Beyondless

Iceage

Matador Records  |  2018
8 / 10
par Pierre  |  le 28 mai 2018

A force de nous vanter les bienfaits du modèle socio-économique nordique, on en viendrait à s’imaginer qu’il existe en ce bas monde de lointaines contrées peuplées d’êtres humains heureux, biens dans leur baskets, et donc horripilants pour le commun des mortels.
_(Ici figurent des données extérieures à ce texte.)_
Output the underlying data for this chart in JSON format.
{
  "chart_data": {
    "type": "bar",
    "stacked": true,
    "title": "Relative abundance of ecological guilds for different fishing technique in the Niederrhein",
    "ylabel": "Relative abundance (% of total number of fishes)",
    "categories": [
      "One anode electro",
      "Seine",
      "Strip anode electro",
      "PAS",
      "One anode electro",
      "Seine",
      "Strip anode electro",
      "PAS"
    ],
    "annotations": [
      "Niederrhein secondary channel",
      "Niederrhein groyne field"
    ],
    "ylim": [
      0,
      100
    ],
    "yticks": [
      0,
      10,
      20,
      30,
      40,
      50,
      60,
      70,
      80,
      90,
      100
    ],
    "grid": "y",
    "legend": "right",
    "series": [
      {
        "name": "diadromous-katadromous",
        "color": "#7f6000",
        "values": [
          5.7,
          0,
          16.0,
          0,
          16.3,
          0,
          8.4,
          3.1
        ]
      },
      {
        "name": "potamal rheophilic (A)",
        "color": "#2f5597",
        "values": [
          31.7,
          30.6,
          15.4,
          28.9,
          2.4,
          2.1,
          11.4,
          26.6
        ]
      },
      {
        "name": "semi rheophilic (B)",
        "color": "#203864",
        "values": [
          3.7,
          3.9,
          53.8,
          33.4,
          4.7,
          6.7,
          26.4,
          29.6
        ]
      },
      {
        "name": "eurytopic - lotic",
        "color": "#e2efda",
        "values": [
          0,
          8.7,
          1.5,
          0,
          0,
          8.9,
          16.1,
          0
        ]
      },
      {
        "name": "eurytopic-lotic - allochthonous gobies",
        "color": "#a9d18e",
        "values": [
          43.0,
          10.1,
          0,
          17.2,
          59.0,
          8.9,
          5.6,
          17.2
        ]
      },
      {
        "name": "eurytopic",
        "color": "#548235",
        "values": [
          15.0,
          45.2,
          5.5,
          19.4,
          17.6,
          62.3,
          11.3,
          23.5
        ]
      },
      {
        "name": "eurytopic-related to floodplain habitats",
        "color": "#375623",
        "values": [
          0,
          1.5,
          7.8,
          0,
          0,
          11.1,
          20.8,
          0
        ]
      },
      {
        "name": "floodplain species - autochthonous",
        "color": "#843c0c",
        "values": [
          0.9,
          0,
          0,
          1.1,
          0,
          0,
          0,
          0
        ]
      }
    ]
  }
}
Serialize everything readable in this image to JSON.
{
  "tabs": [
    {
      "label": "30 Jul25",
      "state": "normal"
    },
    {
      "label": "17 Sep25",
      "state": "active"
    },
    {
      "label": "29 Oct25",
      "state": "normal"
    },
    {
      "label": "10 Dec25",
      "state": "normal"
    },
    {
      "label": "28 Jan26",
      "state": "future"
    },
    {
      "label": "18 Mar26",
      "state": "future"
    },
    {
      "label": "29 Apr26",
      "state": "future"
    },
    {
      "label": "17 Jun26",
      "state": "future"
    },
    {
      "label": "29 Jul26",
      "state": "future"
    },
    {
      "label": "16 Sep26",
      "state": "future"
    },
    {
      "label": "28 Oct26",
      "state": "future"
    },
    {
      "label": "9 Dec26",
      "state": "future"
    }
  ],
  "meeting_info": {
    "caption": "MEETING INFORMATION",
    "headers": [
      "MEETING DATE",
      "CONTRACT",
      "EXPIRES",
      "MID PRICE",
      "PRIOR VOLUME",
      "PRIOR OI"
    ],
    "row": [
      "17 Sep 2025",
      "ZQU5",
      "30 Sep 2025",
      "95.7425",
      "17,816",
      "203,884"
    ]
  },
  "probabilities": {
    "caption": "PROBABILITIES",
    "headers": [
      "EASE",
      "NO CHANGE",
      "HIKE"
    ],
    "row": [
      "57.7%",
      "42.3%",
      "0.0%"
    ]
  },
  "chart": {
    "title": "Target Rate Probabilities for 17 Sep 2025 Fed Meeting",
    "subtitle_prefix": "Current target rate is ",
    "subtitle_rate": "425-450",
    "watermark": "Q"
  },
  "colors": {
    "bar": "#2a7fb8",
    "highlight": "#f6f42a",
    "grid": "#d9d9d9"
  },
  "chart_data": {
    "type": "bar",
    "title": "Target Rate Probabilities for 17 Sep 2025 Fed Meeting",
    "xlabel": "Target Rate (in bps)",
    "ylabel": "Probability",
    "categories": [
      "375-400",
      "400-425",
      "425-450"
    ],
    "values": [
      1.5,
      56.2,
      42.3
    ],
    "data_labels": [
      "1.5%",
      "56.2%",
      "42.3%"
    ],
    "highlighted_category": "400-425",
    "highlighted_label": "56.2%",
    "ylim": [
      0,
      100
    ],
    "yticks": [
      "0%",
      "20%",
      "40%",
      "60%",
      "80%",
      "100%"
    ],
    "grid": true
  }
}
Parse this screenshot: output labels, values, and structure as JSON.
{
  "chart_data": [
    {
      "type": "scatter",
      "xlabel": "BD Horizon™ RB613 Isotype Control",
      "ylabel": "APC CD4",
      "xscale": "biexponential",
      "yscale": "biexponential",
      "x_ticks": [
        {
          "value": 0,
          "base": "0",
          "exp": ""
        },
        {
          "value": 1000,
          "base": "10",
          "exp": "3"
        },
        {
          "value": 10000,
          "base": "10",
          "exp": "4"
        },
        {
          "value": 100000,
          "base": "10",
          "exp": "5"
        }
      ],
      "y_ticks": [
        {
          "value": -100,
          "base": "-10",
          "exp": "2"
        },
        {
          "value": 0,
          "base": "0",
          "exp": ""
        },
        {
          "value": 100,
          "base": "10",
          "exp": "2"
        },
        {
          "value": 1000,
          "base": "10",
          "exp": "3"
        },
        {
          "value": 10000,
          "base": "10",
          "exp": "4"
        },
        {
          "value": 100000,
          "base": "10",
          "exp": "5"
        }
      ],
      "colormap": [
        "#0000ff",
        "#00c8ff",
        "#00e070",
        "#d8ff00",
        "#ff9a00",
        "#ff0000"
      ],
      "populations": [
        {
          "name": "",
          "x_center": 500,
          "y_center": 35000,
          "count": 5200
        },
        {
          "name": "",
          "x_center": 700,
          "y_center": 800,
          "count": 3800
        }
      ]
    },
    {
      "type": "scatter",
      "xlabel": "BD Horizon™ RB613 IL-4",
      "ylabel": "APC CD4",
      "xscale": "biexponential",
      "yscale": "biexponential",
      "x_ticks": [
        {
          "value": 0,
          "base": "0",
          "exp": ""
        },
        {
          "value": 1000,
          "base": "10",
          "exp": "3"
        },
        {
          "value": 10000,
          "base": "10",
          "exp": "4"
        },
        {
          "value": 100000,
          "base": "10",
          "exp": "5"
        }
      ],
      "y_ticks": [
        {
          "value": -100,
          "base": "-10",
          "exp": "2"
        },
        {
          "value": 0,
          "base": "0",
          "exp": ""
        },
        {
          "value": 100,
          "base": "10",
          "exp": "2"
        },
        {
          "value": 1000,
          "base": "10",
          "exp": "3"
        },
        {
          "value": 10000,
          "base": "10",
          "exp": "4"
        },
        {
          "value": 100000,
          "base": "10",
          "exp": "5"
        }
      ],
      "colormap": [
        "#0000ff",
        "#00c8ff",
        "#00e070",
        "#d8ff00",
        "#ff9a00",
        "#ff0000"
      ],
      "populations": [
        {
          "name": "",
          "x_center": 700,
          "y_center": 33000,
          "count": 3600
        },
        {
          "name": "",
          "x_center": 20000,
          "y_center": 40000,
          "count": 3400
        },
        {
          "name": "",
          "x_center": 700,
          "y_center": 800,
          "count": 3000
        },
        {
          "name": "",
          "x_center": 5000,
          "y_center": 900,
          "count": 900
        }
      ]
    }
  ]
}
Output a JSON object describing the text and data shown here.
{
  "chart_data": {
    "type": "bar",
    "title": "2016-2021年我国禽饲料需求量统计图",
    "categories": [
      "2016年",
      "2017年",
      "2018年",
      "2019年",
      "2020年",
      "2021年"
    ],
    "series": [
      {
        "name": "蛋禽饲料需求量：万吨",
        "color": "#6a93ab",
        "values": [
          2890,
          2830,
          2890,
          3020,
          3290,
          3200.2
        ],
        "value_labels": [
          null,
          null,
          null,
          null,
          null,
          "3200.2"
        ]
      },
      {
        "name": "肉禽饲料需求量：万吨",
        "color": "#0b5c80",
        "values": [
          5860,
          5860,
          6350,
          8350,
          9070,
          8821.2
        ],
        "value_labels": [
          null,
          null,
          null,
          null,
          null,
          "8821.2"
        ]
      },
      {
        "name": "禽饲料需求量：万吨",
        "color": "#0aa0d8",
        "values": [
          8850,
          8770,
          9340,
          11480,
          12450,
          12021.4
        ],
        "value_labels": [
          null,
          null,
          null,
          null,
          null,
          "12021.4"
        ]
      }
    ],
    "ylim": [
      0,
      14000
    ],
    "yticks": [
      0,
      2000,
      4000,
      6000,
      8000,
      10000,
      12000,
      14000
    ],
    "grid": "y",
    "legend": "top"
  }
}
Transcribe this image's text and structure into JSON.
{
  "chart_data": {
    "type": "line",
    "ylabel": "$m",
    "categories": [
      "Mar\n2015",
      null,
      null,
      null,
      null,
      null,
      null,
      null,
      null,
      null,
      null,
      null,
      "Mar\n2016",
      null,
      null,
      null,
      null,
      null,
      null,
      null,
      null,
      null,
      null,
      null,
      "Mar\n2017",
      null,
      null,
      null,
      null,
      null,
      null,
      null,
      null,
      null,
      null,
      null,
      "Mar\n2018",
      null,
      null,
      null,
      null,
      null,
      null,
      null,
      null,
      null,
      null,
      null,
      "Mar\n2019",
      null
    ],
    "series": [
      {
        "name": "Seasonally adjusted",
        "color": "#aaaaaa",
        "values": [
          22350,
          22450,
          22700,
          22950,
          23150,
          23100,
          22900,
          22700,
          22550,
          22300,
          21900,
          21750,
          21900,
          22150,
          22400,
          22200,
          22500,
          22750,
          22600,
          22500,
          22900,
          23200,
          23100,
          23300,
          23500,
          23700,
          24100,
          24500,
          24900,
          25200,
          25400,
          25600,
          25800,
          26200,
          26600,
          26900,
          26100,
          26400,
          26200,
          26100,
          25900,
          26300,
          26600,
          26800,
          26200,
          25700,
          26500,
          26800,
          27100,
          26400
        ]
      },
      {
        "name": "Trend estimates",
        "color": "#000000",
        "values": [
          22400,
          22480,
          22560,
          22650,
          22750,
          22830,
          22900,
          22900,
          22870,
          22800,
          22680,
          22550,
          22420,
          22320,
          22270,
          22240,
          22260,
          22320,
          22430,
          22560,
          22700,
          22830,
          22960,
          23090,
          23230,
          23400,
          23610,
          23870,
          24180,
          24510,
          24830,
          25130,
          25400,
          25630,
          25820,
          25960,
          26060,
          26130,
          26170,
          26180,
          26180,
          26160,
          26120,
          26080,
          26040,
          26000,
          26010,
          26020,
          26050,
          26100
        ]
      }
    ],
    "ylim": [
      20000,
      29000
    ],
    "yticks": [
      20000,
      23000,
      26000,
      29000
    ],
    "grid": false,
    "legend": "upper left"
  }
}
Heureusement, tout comme il arrive à Emily Ratajkowski de pondre de formidables étrons diarrhéiques, de ces populations insolentes surgissent parfois quelques rejetons davantage portés sur le nihilisme et la noirceur que sur l’allégresse et la propagande idéaliste.

D’où le statut d’antéchrist qu’ont revêtu les Danois d’Iceage dès la parution d’un premier album caustique et dépressif, New Brigade, qui les a érigés en nouveaux messies d’un goth-punk noisy empruntant aussi bien à Joy Division qu’aux Stooges ou aux Bad Seeds. Une sorte de Long Island Iced Tea dilué au Xanax, qui a permis aux Danois d’accoucher de 3 albums dont la constante qualité confère au groupe une linéarité sacrément enviable sur la scène indie. Pourtant, depuis ces premières pérégrinations, Iceage n’a cessé d’agrémenter son post-punk de divers éléments davantage pop, histoire d’augmenter de quelques lumens l’ambiance mortifère de ses compositions. 

Et c’est notamment via ce quatrième album que les scandinaves démontrent toute leur maitrise du clair-obscur. Car à l’image d’une pochette d’album aussi fascinante que dérangeante pour quiconque s’est déjà farci un cours d’histologie, Beyondless repose sur une dichotomie permanente entre une instrumentation plutôt joviale et des mélodies certes foutrement entêtantes, mais toutes bâties autour d'un chant qui oscille sans cesse entre dépression et mépris. Un post-punk paradoxalement assez lumineux donc, dont la base emprunte aussi bien au kraut qu’à Warsaw ou The Cure, sur laquelle n’ont plus qu’à intervenir quelques cuivres et cordes rendus orgasmiques par leur usage parcimonieux et réfléchi.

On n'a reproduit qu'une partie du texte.